The other difference besides the crowd-sourcing is the “binge model.” Netflix releases everything at once — for example, Lillyhammer (which I haven’t watched) Season 2 is out now, and all of House of Cards Season 2 will be out on Valentine’s Day (awkward, given the Spacey-Wright marriage in that show). Amazon released the first three of Betas and Alpha House all at once, and then the next ones come one at a time (usually on Fridays), like an actual TV show. They seem to want you to leave your house instead of binge-watching, even though binge-watching is the cultural norm of the moment. On this front, I’m torn. I actually think Amazon’s model is better because it prevents the 12-in-a-row situation that can doom your health and socialization skills, but at the same time, I got caught up to Breaking Bad before the final eight precisely because of that model (I got in a minor car accident at around 11am on a Sunday this summer, came home, couldn’t do much about the car because it was Sunday, and proceeded to watch about nine episodes of Season 4 BB for the rest of the day). Interestingly, while the online model of the moment is “binge vs. release like a TV show,” the actual TV show model of the moment seems to be “string out seasons into two parts in entirely different calendar years.” (That could be, at some level, TV’s reaction to its fear of eroding as a medium over the next 30 years.)

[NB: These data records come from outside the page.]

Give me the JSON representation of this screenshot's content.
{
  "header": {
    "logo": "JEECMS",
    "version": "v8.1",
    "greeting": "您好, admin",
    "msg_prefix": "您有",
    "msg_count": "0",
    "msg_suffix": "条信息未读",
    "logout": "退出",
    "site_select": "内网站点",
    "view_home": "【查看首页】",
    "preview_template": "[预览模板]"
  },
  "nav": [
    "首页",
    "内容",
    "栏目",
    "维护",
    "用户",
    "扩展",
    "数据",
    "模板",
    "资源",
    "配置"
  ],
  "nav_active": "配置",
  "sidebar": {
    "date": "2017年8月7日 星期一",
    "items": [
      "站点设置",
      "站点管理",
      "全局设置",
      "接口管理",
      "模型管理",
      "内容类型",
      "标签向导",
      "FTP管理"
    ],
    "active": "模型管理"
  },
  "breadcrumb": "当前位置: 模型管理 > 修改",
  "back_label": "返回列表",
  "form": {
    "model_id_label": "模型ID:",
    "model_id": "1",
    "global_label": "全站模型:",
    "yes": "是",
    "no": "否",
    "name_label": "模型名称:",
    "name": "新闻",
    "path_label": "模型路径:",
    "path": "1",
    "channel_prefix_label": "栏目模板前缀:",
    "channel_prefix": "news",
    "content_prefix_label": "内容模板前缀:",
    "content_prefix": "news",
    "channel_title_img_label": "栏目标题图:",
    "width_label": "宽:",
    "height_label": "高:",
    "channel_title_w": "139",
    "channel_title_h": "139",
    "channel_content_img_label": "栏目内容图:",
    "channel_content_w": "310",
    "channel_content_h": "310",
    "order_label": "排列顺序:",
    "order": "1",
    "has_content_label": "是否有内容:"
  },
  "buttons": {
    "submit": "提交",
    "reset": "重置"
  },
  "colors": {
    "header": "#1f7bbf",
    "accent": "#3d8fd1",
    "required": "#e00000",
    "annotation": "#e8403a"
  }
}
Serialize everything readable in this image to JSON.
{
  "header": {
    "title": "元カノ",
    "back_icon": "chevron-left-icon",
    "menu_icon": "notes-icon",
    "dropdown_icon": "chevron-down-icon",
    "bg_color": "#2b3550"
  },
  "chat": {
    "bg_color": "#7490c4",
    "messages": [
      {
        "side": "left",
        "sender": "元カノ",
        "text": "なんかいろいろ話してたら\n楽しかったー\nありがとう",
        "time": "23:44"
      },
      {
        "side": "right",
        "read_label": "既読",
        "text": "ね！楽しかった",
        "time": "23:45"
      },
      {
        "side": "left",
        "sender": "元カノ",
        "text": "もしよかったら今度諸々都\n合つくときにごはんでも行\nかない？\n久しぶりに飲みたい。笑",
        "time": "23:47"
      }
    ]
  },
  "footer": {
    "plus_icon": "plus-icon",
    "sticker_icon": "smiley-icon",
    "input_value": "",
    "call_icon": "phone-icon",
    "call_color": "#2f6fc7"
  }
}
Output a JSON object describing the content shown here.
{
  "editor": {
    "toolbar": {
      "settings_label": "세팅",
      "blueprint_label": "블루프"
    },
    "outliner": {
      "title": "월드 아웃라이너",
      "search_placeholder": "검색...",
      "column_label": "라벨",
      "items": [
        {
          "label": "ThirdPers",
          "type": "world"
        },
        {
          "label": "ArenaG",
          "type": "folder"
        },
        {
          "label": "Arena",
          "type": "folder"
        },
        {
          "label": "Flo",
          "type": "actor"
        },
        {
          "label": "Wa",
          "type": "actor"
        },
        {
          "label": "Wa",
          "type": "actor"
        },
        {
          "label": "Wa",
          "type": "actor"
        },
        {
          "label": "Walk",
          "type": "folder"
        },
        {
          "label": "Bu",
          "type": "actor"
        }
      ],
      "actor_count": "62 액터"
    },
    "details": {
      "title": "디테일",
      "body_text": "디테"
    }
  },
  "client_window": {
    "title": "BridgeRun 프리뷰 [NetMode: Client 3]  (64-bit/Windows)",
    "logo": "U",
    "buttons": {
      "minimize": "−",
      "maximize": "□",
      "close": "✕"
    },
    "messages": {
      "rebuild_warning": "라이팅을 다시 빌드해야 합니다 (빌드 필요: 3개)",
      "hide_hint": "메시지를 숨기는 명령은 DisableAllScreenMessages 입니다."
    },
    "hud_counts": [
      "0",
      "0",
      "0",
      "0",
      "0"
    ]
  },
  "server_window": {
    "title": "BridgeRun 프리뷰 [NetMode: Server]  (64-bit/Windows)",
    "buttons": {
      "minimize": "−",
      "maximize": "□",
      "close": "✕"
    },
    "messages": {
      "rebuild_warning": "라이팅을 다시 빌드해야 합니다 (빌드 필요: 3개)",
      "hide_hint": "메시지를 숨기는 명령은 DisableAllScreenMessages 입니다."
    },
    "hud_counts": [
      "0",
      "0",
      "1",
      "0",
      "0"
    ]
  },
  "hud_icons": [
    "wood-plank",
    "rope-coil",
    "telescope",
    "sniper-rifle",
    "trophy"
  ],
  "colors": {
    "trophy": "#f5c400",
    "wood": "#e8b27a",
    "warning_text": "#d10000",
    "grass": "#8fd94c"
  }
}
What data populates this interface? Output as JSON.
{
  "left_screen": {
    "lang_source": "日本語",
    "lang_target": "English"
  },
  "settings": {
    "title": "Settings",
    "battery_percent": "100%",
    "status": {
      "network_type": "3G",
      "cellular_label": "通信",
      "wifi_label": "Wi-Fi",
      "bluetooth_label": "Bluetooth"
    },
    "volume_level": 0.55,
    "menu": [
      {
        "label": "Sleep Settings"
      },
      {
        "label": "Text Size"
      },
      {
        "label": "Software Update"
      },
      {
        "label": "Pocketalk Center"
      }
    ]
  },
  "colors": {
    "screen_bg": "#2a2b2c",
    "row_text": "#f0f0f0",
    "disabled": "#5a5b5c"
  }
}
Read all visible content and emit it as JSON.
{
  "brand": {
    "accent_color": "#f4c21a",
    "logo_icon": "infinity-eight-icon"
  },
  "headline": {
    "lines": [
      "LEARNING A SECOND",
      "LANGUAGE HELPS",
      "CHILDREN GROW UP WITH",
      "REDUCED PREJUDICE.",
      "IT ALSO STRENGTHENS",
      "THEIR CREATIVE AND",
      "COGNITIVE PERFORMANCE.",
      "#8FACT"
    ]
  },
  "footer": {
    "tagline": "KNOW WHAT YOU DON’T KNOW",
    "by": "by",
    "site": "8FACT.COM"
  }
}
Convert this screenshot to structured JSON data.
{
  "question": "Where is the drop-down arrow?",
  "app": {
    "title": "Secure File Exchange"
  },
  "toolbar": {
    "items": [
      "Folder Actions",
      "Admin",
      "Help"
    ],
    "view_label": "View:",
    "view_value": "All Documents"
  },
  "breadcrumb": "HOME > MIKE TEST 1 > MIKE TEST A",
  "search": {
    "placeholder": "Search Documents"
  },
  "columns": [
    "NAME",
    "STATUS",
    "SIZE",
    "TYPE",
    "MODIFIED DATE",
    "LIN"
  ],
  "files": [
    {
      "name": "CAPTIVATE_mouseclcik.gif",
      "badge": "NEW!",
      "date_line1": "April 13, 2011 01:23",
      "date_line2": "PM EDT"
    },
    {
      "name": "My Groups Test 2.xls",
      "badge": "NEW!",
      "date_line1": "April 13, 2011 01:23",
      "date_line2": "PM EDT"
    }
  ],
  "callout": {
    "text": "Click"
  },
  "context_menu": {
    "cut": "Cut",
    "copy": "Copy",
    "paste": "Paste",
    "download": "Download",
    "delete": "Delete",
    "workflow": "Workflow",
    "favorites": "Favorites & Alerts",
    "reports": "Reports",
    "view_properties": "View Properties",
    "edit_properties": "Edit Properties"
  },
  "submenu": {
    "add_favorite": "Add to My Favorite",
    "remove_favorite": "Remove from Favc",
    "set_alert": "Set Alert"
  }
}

The exact viewership numbers for some of these streaming shows are hard to come by, but Orange is the New Black had an 89% on Rotten Tomatoes, while House of Cards was at 81 percentAlpha House is in the 70s and Betas is around 80. Just for contrast, Breaking Bad is at about 100as is Mad Men. Admittedly that’s not the most scientific way to do things, but it’s one way of looking at fan reaction to some of these shows.

Overall, I think that if we could continue to develop excellent content to be consumed by people as a break in their lives, and if we could do it in a way that was democratic and not based on 2 or 3 hit-makers, that would be great. The development of any new content has long been based on getting seen by the right people. There are some amazing blogs and games and scripts and even tweets and Tumblrs out there that no one sees because we live in a saturated, crowded space when it comes to the screens in front of us — so if this Amazon model can ultimately help shift that back to the masses controlling what the masses watch (just like they helped the masses order what the masses wanted to order), that’s a really good thing.